This text was prepared by Institute for the History of Frankfurt
Arthur Harder was born in 1910 in Frankfurt. From September to November 1943 he headed Sonderkommando 1005-Mitte, which was responsible for removing evidence of the crimes committed in Maly Trostenets. During this period, Harder also participated in the murder of Jewish and Russian prisoners used as forced labour. In November 1943 he carried out the execution of three Jewish prisoners on the orders of the Reich Security Main Office by having them burnt alive.
Most members of the commando recalled Arthur Harder as a tall, powerful man with a loud and brutal demeanour. According to their reports, he would say, “I want to see figures!” (he used the term “figures” (Figuren) to describe the corpses as well as the prisoners) and climb on to the piles of bodies in Blagovshchina forest, and he would beat the forced labourers with whips or cudgels to get them to work faster.
After leaving school (“Volksschule”) and completing a commercial apprenticeship, Arthur Harder initially worked as an employee, but he had already joined the NSDAP and the SA in 1929 and the SS in 1930. From 1938 he worked full time for the Security Service of the Reichsführer SS. In 1942 he was called up for the Waffen-SS and was awarded the rank of Hauptsturmführer in 1944.
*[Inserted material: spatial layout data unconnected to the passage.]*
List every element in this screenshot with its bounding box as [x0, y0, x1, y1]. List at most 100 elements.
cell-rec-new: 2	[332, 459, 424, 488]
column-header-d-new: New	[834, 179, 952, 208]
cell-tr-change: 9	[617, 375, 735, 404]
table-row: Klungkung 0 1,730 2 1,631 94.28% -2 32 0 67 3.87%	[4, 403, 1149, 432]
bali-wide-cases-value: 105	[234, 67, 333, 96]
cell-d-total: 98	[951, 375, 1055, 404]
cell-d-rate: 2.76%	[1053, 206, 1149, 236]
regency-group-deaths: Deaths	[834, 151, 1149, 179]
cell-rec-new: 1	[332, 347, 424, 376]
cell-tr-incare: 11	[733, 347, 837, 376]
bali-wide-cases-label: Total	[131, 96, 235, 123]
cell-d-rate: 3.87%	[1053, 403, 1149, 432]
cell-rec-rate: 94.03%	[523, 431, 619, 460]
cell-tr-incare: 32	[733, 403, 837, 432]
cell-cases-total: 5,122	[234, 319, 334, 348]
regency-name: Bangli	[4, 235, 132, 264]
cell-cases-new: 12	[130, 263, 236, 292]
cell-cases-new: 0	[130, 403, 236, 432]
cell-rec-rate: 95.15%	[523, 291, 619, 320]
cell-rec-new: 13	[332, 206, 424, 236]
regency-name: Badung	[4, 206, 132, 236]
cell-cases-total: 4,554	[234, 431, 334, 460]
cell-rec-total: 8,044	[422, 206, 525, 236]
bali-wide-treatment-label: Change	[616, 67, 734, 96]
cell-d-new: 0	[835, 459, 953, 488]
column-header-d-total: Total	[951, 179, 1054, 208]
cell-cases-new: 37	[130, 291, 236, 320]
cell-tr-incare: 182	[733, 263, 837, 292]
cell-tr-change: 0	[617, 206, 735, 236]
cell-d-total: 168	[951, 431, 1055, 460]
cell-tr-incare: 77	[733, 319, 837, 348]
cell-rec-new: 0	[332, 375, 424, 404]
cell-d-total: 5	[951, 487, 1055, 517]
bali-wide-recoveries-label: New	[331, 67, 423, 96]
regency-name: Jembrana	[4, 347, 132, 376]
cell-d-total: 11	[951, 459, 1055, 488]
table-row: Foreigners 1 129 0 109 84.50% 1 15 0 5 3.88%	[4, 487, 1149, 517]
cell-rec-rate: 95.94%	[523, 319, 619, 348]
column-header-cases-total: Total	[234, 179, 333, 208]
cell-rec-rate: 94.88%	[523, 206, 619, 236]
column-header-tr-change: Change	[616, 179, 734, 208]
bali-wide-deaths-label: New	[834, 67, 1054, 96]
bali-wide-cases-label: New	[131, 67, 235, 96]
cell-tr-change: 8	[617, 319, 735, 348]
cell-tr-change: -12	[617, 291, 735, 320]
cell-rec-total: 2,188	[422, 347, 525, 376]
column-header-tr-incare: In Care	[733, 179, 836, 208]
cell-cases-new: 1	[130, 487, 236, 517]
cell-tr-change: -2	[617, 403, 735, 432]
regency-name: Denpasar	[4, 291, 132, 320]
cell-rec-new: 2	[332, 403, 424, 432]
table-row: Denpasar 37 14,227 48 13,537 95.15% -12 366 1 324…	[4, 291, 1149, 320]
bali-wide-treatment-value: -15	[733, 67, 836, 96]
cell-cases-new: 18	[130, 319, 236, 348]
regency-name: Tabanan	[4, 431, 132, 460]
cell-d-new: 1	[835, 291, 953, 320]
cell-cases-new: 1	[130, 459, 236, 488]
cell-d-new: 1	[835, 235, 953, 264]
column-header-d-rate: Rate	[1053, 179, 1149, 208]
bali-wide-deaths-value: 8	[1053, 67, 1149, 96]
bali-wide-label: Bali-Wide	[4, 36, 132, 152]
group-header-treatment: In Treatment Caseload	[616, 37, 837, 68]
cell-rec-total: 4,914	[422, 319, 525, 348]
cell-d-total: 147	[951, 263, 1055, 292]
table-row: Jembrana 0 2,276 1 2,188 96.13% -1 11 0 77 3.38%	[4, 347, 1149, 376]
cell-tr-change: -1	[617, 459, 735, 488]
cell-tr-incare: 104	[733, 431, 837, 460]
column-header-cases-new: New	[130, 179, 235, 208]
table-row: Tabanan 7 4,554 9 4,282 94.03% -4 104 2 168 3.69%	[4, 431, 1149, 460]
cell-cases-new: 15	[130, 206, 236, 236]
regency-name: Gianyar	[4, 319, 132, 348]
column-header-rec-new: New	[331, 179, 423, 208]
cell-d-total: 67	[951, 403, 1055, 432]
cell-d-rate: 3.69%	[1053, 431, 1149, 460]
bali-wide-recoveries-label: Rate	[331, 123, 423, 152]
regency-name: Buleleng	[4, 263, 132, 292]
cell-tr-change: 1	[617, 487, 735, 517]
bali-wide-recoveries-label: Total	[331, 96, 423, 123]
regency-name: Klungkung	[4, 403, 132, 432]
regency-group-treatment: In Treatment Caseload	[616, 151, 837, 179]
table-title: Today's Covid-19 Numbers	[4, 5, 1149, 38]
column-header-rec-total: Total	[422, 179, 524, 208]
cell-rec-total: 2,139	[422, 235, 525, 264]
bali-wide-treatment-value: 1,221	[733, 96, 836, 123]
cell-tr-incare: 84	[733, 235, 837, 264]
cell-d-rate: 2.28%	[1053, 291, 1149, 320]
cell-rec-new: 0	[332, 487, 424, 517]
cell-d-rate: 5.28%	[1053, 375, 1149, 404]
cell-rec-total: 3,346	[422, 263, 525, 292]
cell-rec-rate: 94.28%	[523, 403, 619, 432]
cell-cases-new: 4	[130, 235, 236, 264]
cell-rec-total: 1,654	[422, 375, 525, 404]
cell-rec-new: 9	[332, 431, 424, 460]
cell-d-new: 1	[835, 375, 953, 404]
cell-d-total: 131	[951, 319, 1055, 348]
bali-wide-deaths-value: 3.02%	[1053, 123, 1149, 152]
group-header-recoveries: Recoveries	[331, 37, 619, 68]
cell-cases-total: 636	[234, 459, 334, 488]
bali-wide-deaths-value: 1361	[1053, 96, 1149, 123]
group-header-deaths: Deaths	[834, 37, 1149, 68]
In May 1945 Arthur Harder was initially held captive by the British forces, who then handed him over to the Americans. As a member of the SS, he was held in Darmstadt internment camp. On 2 July 1948 a denazification tribunal categorised him as a “minor offender”, put him on probation for two years and issued him with a fine of 200 Reichsmarks.
After returning to live in Frankfurt-Eckenheim, he was a salaried employee at the Krupp vehicles firm. In the 1950s the Frankfurt public prosecutor investigated him for allegedly singing antisemitic songs during a meeting of the “Aid Association of Former SS Members” in a Frankfurt pub. During the investigations, he attacked and seriously injured a prosecution witness and was consequently given a two-month suspended sentence by a Frankfurt court.
In 1963 Koblenz Regional Court found him guilty of the murder of the three Jews whom he had burnt to death in November 1943 and sentenced him to three-and-a-half years in prison. The Federal Supreme Court repealed the sentence. Arthur Harder died on 3 February 1964 in Frankfurt.